Why write? Because sometimes you give yourself the gift of scribbling down a fervent prayer. And then, years later you get to read it from the other side when you're living an answer.
Six years ago, I used to pour my earnest, new mother's heart into a blog called The Girl Who Cried Epiphany. (Heavens! I was a babe in the blogging woods - I use "one" like the academic I used to be!)
On this Mother's Day Eve, I discovered what was essentially a journal entry. I wrote the post as I looked at my newborn and worried over what would happen at the other end of my maternity leave.
Prayer is a word I have and flirted with and danced around and fled from. I used to worry about the term’s religious baggage. Also, I have worried that I did not know how to do it properly.
Now, I know that no tradition has a monopoly on prayer and I am aligning myself with Spirit, not with a specific tradition when I talk about the practice. As for concerns about whether I am doing it right, well, I want to say I really don’t have time for that stuff any more.

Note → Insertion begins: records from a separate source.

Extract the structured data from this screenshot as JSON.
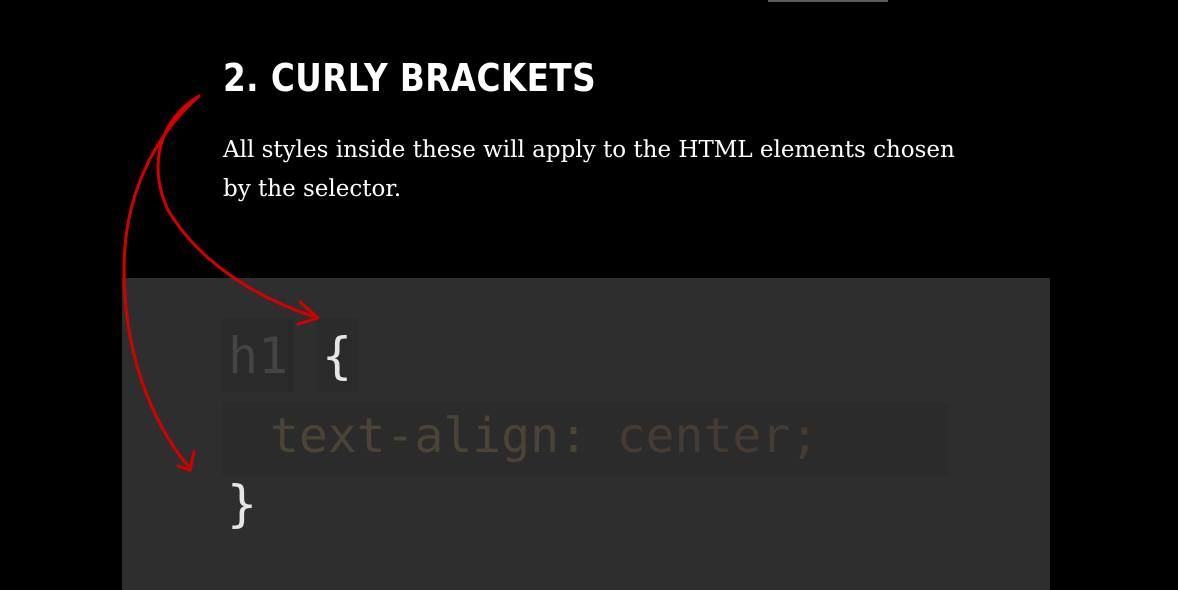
{
  "heading": "2. CURLY BRACKETS",
  "description": "All styles inside these will apply to the HTML elements chosen by the selector.",
  "code": {
    "selector": "h1",
    "open_brace": "{",
    "property": "text-align",
    "colon": ": ",
    "value": "center",
    "semicolon": ";",
    "close_brace": "}"
  },
  "colors": {
    "background": "#000000",
    "code_panel": "#2e2e2e",
    "arrow": "#d40000",
    "brace": "#e6e6e6"
  }
}
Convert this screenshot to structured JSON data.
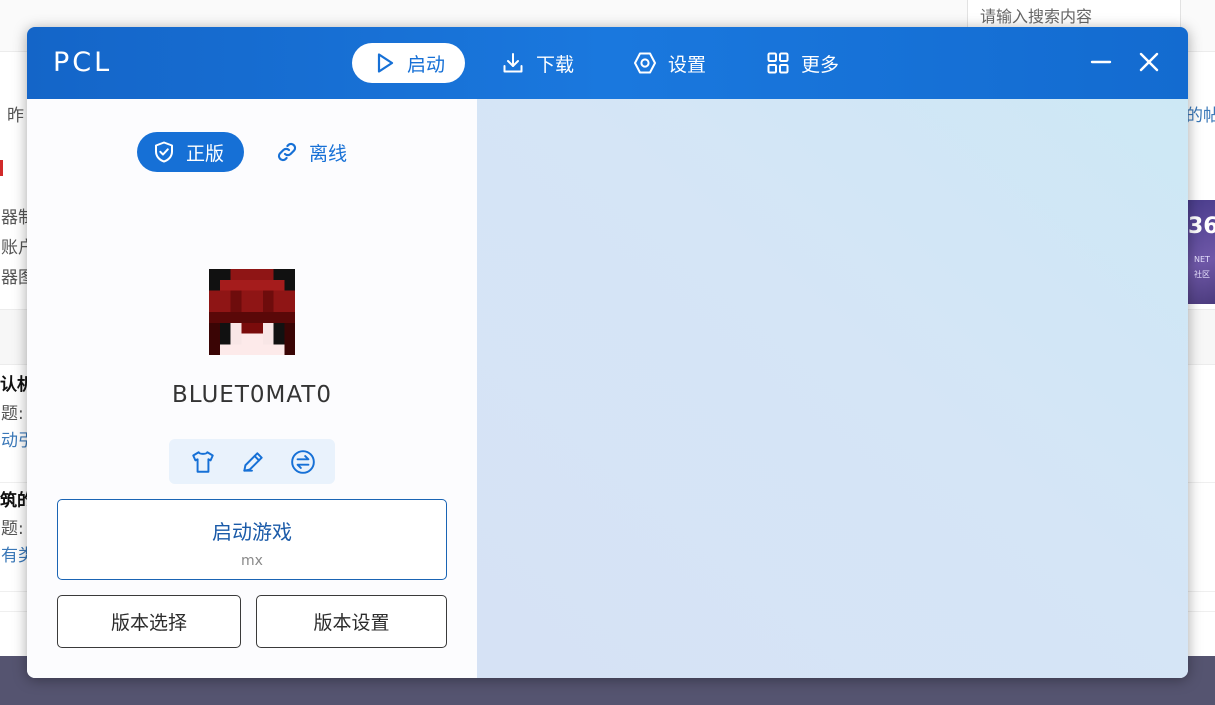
{
  "background_page": {
    "search_placeholder": "请输入搜索内容",
    "fragments": {
      "f1": "昨",
      "f2": "的帖",
      "f3": "器制",
      "f4": "账户",
      "f5": "器图",
      "f6": "认机",
      "f7": "题:",
      "f8": "动引",
      "f9": "筑的",
      "f10": "题:",
      "f11": "有类"
    },
    "ad": {
      "big": "36",
      "line1": "NET",
      "line2": "社区"
    }
  },
  "app": {
    "title": "PCL",
    "nav": [
      {
        "label": "启动",
        "icon": "play-icon",
        "active": true
      },
      {
        "label": "下载",
        "icon": "download-icon",
        "active": false
      },
      {
        "label": "设置",
        "icon": "settings-icon",
        "active": false
      },
      {
        "label": "更多",
        "icon": "grid-icon",
        "active": false
      }
    ],
    "login_tabs": [
      {
        "label": "正版",
        "icon": "shield-check-icon",
        "active": true
      },
      {
        "label": "离线",
        "icon": "link-icon",
        "active": false
      }
    ],
    "username": "BLUET0MAT0",
    "profile_tools": [
      "shirt-icon",
      "pencil-icon",
      "switch-icon"
    ],
    "launch": {
      "title": "启动游戏",
      "version": "mx"
    },
    "version_select_label": "版本选择",
    "version_settings_label": "版本设置",
    "colors": {
      "accent": "#1670d6",
      "titlebar": "#1a78de",
      "right_panel": "#d5e5f6"
    }
  }
}
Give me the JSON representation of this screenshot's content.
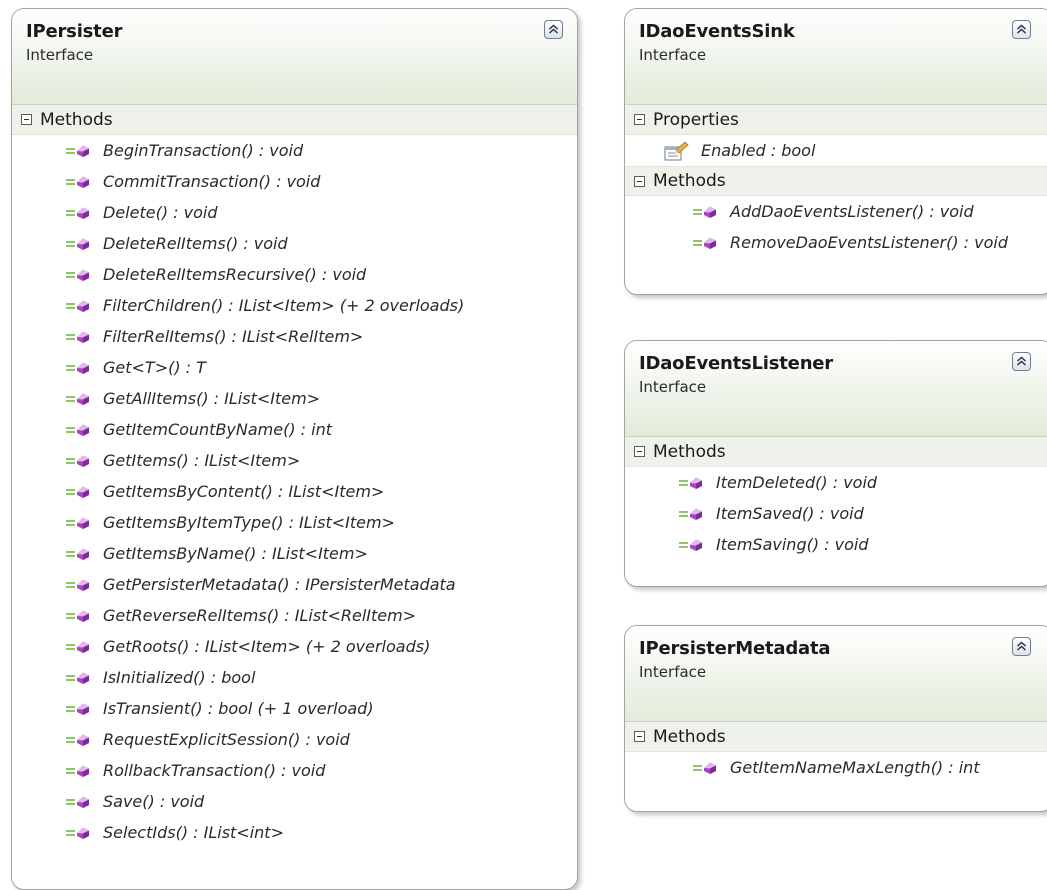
{
  "diagram": {
    "classes": [
      {
        "title": "IPersister",
        "stereotype": "Interface",
        "sections": [
          {
            "label": "Methods",
            "members": [
              "BeginTransaction() : void",
              "CommitTransaction() : void",
              "Delete() : void",
              "DeleteRelItems() : void",
              "DeleteRelItemsRecursive() : void",
              "FilterChildren() : IList<Item> (+ 2 overloads)",
              "FilterRelItems() : IList<RelItem>",
              "Get<T>() : T",
              "GetAllItems() : IList<Item>",
              "GetItemCountByName() : int",
              "GetItems() : IList<Item>",
              "GetItemsByContent() : IList<Item>",
              "GetItemsByItemType() : IList<Item>",
              "GetItemsByName() : IList<Item>",
              "GetPersisterMetadata()  :  IPersisterMetadata",
              "GetReverseRelItems() : IList<RelItem>",
              "GetRoots() : IList<Item> (+ 2 overloads)",
              "IsInitialized() : bool",
              "IsTransient() : bool (+ 1 overload)",
              "RequestExplicitSession() : void",
              "RollbackTransaction() : void",
              "Save() : void",
              "SelectIds() : IList<int>"
            ]
          }
        ]
      },
      {
        "title": "IDaoEventsSink",
        "stereotype": "Interface",
        "sections": [
          {
            "label": "Properties",
            "members": [
              "Enabled : bool"
            ]
          },
          {
            "label": "Methods",
            "members": [
              "AddDaoEventsListener() : void",
              "RemoveDaoEventsListener() : void"
            ]
          }
        ]
      },
      {
        "title": "IDaoEventsListener",
        "stereotype": "Interface",
        "sections": [
          {
            "label": "Methods",
            "members": [
              "ItemDeleted() : void",
              "ItemSaved() : void",
              "ItemSaving() : void"
            ]
          }
        ]
      },
      {
        "title": "IPersisterMetadata",
        "stereotype": "Interface",
        "sections": [
          {
            "label": "Methods",
            "members": [
              "GetItemNameMaxLength() : int"
            ]
          }
        ]
      }
    ],
    "icons": {
      "collapse": "double-chevron-up-icon",
      "section_toggle": "minus-box-icon",
      "method": "method-icon",
      "property": "property-icon"
    },
    "colors": {
      "header_gradient_end": "#e2ebd9",
      "section_band": "#eef2ea",
      "border": "#a3a3a3",
      "method_icon": "#b04fc4"
    }
  }
}
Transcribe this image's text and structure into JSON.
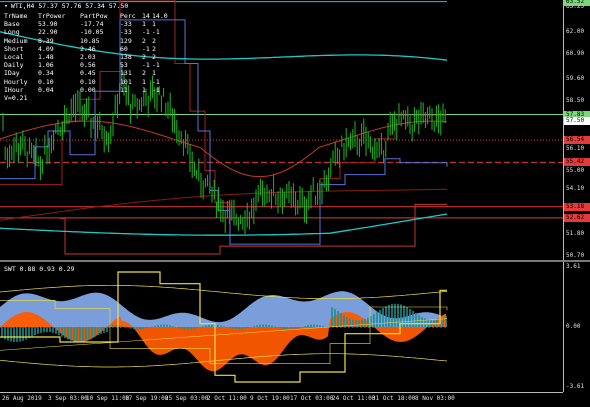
{
  "chart_title": "WTI,H4  57.37 57.76 57.34 57.50",
  "indicator_title": "SWT 0.88 0.93 0.29",
  "stats": {
    "headers": [
      "TrName",
      "TrPower",
      "PartPow",
      "Perc",
      "14",
      "14.0"
    ],
    "rows": [
      [
        "Base",
        "53.90",
        "-17.74",
        "-33",
        "1",
        "1"
      ],
      [
        "Long",
        "22.90",
        "-10.05",
        "-33",
        "-1",
        "-1"
      ],
      [
        "Medium",
        "8.39",
        "10.85",
        "129",
        "2",
        "2"
      ],
      [
        "Short",
        "4.09",
        "2.46",
        "60",
        "-1",
        "2"
      ],
      [
        "Local",
        "1.48",
        "2.03",
        "138",
        "2",
        "2"
      ],
      [
        "Daily",
        "1.06",
        "0.56",
        "53",
        "-1",
        "-1"
      ],
      [
        "IDay",
        "0.34",
        "0.45",
        "131",
        "2",
        "1"
      ],
      [
        "Hourly",
        "0.10",
        "0.10",
        "101",
        "1",
        "-1"
      ],
      [
        "IHour",
        "0.04",
        "0.00",
        "11",
        "1",
        "-1"
      ]
    ],
    "v_line": "V=0.21"
  },
  "price_axis": [
    "63.25",
    "62.00",
    "60.90",
    "59.60",
    "58.50",
    "57.50",
    "56.10",
    "55.00",
    "54.10",
    "53.00",
    "51.80",
    "50.70"
  ],
  "price_tags": [
    {
      "label": "63.52",
      "color": "#7cd67c",
      "value": 63.52
    },
    {
      "label": "57.83",
      "color": "#7cd67c",
      "value": 57.83
    },
    {
      "label": "57.50",
      "color": "#ffffff",
      "value": 57.5
    },
    {
      "label": "56.54",
      "color": "#e33b3b",
      "value": 56.54
    },
    {
      "label": "55.42",
      "color": "#e33b3b",
      "value": 55.42
    },
    {
      "label": "53.18",
      "color": "#e33b3b",
      "value": 53.18
    },
    {
      "label": "52.62",
      "color": "#e33b3b",
      "value": 52.62
    }
  ],
  "indicator_axis": [
    "3.61",
    "0.00",
    "-3.61"
  ],
  "time_axis": [
    "26 Aug 2019",
    "3 Sep 03:00",
    "10 Sep 11:00",
    "17 Sep 19:00",
    "25 Sep 03:00",
    "2 Oct 11:00",
    "9 Oct 19:00",
    "17 Oct 03:00",
    "24 Oct 11:00",
    "31 Oct 18:00",
    "8 Nov 03:00"
  ],
  "colors": {
    "candles": "#1fb81f",
    "ma_cyan": "#1ec8c8",
    "ma_red": "#c0392b",
    "ma_blue": "#5a6fd6",
    "level_green": "#7cd67c",
    "level_red": "#e33b3b",
    "orange": "#ff5a00",
    "lightblue": "#7fa6e6",
    "yellow": "#f0e040",
    "teal": "#1a8f8f"
  }
}
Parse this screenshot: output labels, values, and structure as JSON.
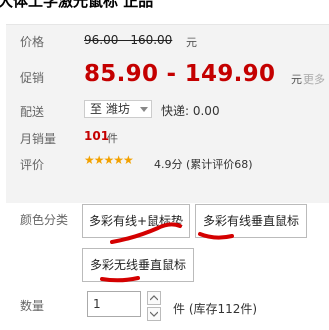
{
  "product": {
    "title": "大体工学激光鼠标 正品"
  },
  "price": {
    "label": "价格",
    "original": "96.00 - 160.00",
    "currency": "元"
  },
  "promo": {
    "label": "促销",
    "value": "85.90 - 149.90",
    "currency": "元",
    "more": "更多"
  },
  "shipping": {
    "label": "配送",
    "destination": "至 潍坊",
    "fee": "快递: 0.00"
  },
  "monthly_sales": {
    "label": "月销量",
    "value": "101",
    "unit": "件"
  },
  "rating": {
    "label": "评价",
    "stars": "★★★★★",
    "score": "4.9分",
    "count_text": "(累计评价68)",
    "star_color": "#f2a100"
  },
  "sku": {
    "label": "颜色分类",
    "options": [
      "多彩有线+鼠标垫",
      "多彩有线垂直鼠标",
      "多彩无线垂直鼠标"
    ]
  },
  "quantity": {
    "label": "数量",
    "value": "1",
    "unit": "件",
    "stock": "(库存112件)"
  },
  "colors": {
    "price_red": "#c40000",
    "annotation_red": "#d40000"
  }
}
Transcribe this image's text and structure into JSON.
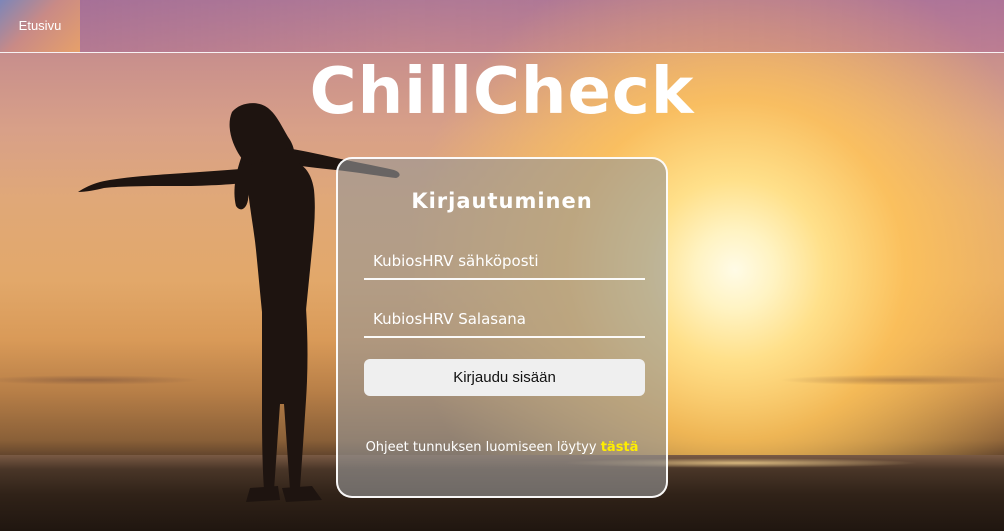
{
  "nav": {
    "home_label": "Etusivu"
  },
  "brand": {
    "title": "ChillCheck"
  },
  "login": {
    "heading": "Kirjautuminen",
    "email_placeholder": "KubiosHRV sähköposti",
    "password_placeholder": "KubiosHRV Salasana",
    "submit_label": "Kirjaudu sisään",
    "help_text": "Ohjeet tunnuksen luomiseen löytyy ",
    "help_link_label": "tästä"
  },
  "colors": {
    "link_accent": "#ffee00",
    "button_bg": "#efefef"
  }
}
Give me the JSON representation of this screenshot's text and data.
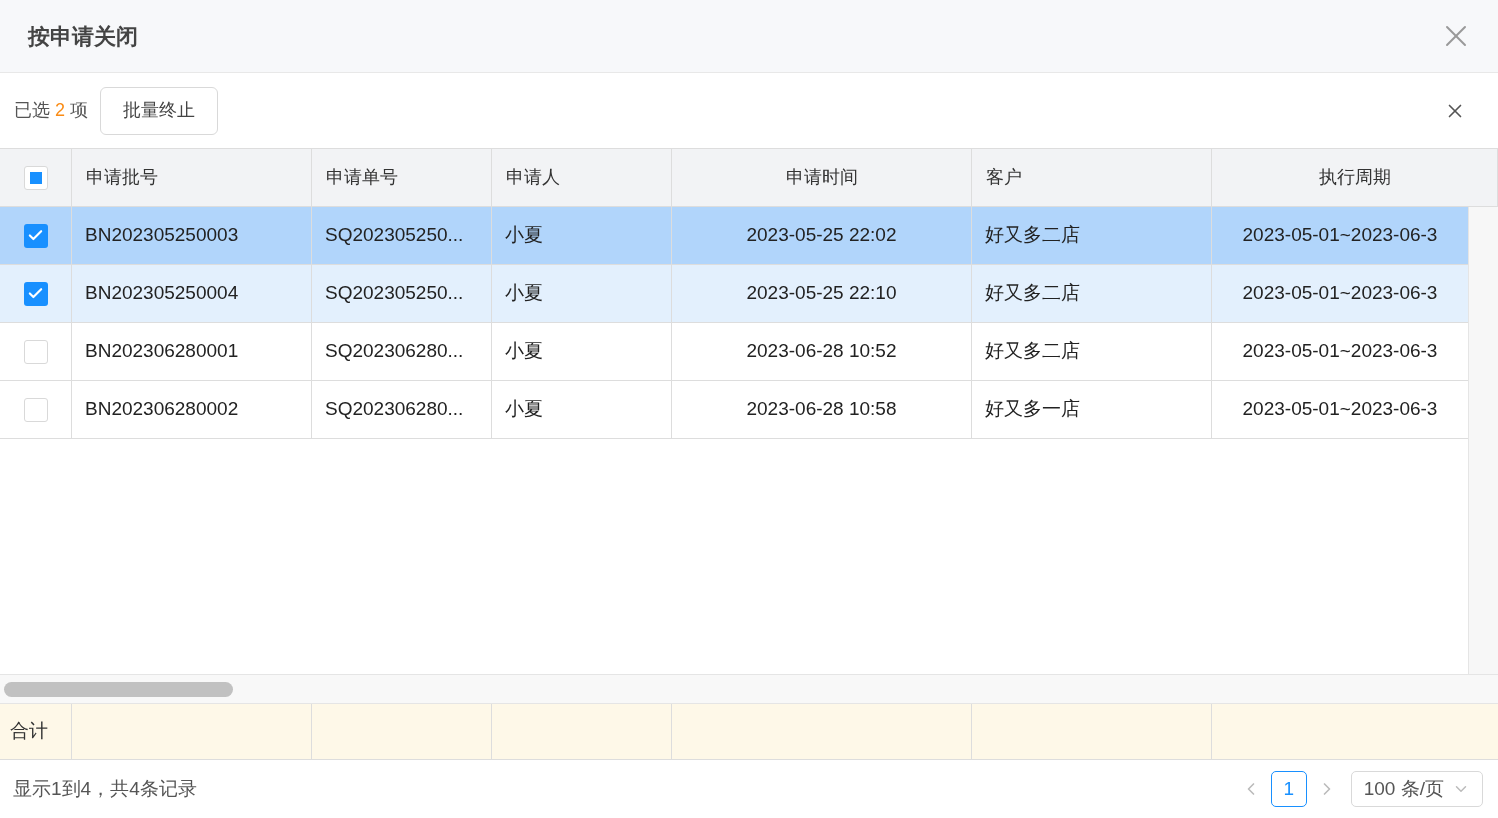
{
  "dialog": {
    "title": "按申请关闭"
  },
  "toolbar": {
    "selected_prefix": "已选",
    "selected_count": "2",
    "selected_suffix": "项",
    "batch_button": "批量终止"
  },
  "table": {
    "header_checkbox": {
      "indeterminate": true
    },
    "columns": [
      {
        "label": "申请批号"
      },
      {
        "label": "申请单号"
      },
      {
        "label": "申请人"
      },
      {
        "label": "申请时间"
      },
      {
        "label": "客户"
      },
      {
        "label": "执行周期"
      }
    ],
    "rows": [
      {
        "selected": true,
        "current": true,
        "cells": [
          "BN202305250003",
          "SQ202305250...",
          "小夏",
          "2023-05-25 22:02",
          "好又多二店",
          "2023-05-01~2023-06-3"
        ]
      },
      {
        "selected": true,
        "current": false,
        "cells": [
          "BN202305250004",
          "SQ202305250...",
          "小夏",
          "2023-05-25 22:10",
          "好又多二店",
          "2023-05-01~2023-06-3"
        ]
      },
      {
        "selected": false,
        "current": false,
        "cells": [
          "BN202306280001",
          "SQ202306280...",
          "小夏",
          "2023-06-28 10:52",
          "好又多二店",
          "2023-05-01~2023-06-3"
        ]
      },
      {
        "selected": false,
        "current": false,
        "cells": [
          "BN202306280002",
          "SQ202306280...",
          "小夏",
          "2023-06-28 10:58",
          "好又多一店",
          "2023-05-01~2023-06-3"
        ]
      }
    ],
    "summary_label": "合计"
  },
  "pagination": {
    "info": "显示1到4，共4条记录",
    "pages": [
      {
        "label": "1",
        "selected": true
      }
    ],
    "page_size": "100 条/页"
  }
}
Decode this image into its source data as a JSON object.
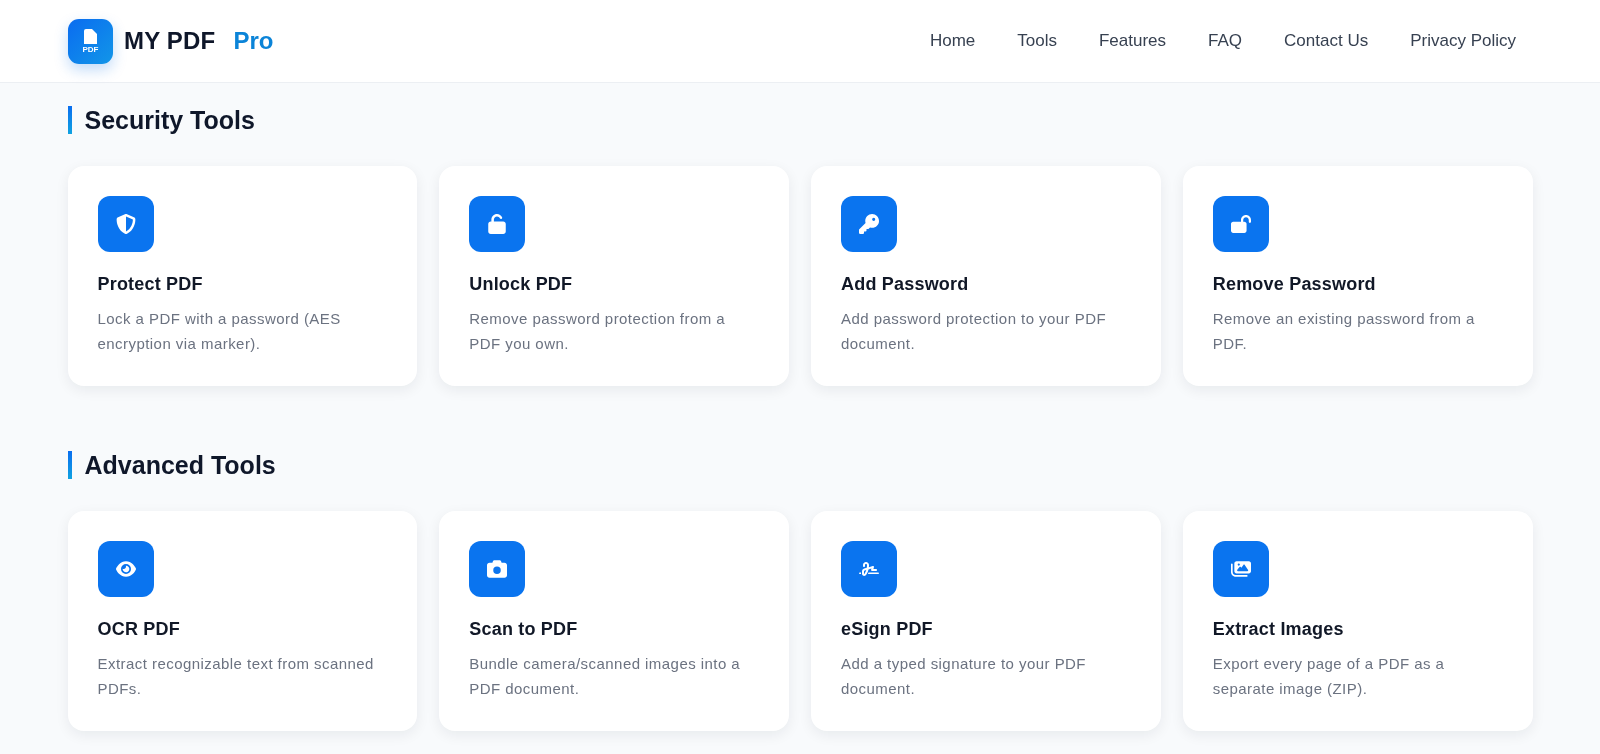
{
  "header": {
    "logo": {
      "badge": "PDF",
      "name": "MY PDF",
      "suffix": "Pro"
    },
    "nav": [
      "Home",
      "Tools",
      "Features",
      "FAQ",
      "Contact Us",
      "Privacy Policy"
    ]
  },
  "sections": [
    {
      "title": "Security Tools",
      "tools": [
        {
          "title": "Protect PDF",
          "description": "Lock a PDF with a password (AES encryption via marker)."
        },
        {
          "title": "Unlock PDF",
          "description": "Remove password protection from a PDF you own."
        },
        {
          "title": "Add Password",
          "description": "Add password protection to your PDF document."
        },
        {
          "title": "Remove Password",
          "description": "Remove an existing password from a PDF."
        }
      ]
    },
    {
      "title": "Advanced Tools",
      "tools": [
        {
          "title": "OCR PDF",
          "description": "Extract recognizable text from scanned PDFs."
        },
        {
          "title": "Scan to PDF",
          "description": "Bundle camera/scanned images into a PDF document."
        },
        {
          "title": "eSign PDF",
          "description": "Add a typed signature to your PDF document."
        },
        {
          "title": "Extract Images",
          "description": "Export every page of a PDF as a separate image (ZIP)."
        }
      ]
    }
  ]
}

Motherhood makes you appreciate each activity a little more because you have less time to spend on everything. Every breath in downward dog is deeper because you don’t know when a wail from the next room will pull you from the mat. Every chance you get to type with two hands because baby is sweetly sleeping in her sling is to be treasured and exploited fully. Even though a huge part of me is dedicated to simply experiencing Moira each day, the other side of that equation means that efficiency is more important than ever. This applies even to talking Goddess or God, or whatever I am calling the Divine on a given day.
Like I said, I do not have time to worry about whether I am crafting perfect prayers, I just have to unleash my soul’s dialog and hope the ideas organize themselves.
And yet, I am left to wonder, how literal is Spirit? What matters more, the intention of one’s petition or the way one words the prayer, the way one might craft them into mantra?
My deepest prayers as I look into my baby girl’s great blue eyes are that we may find a way for me to stay home with her full time. I always knew I didn’t want to be a working mom, but I thought that was because it would be too draining to do both and because I never liked my job that much. Never could I have imagined the all consuming love that would make being with my daughter a need not a simple desire.
And so I have found my days and nights filled with a constant refrain: “Please, please, please let me stay home with my baby.”
But then, I wonder about how true “be careful what you wish for” really is. What if the Universe decides to answer my most fervent prayers through a lay off? You see, it’s economics that is keeping me at work. Not only do I need the courage to leave the security of my job, but I also need to find another source of income to make staying home the idyllic portrait of mother and child that I dream of.
And so, here I write, six and a half years later, a second child born and weaned, several lean seasons survived, a business built and growing.
I'm left to marvel that I did find the courage to leave that job and to feel sick at the "how." Then, I didn't know anything much beyond the mystery of prayers and their answers. Turns out, it wasn't a lay off but my mother's unexpected death a few months after my daughter's birth that broke my heart even as it allowed me my heart's desire.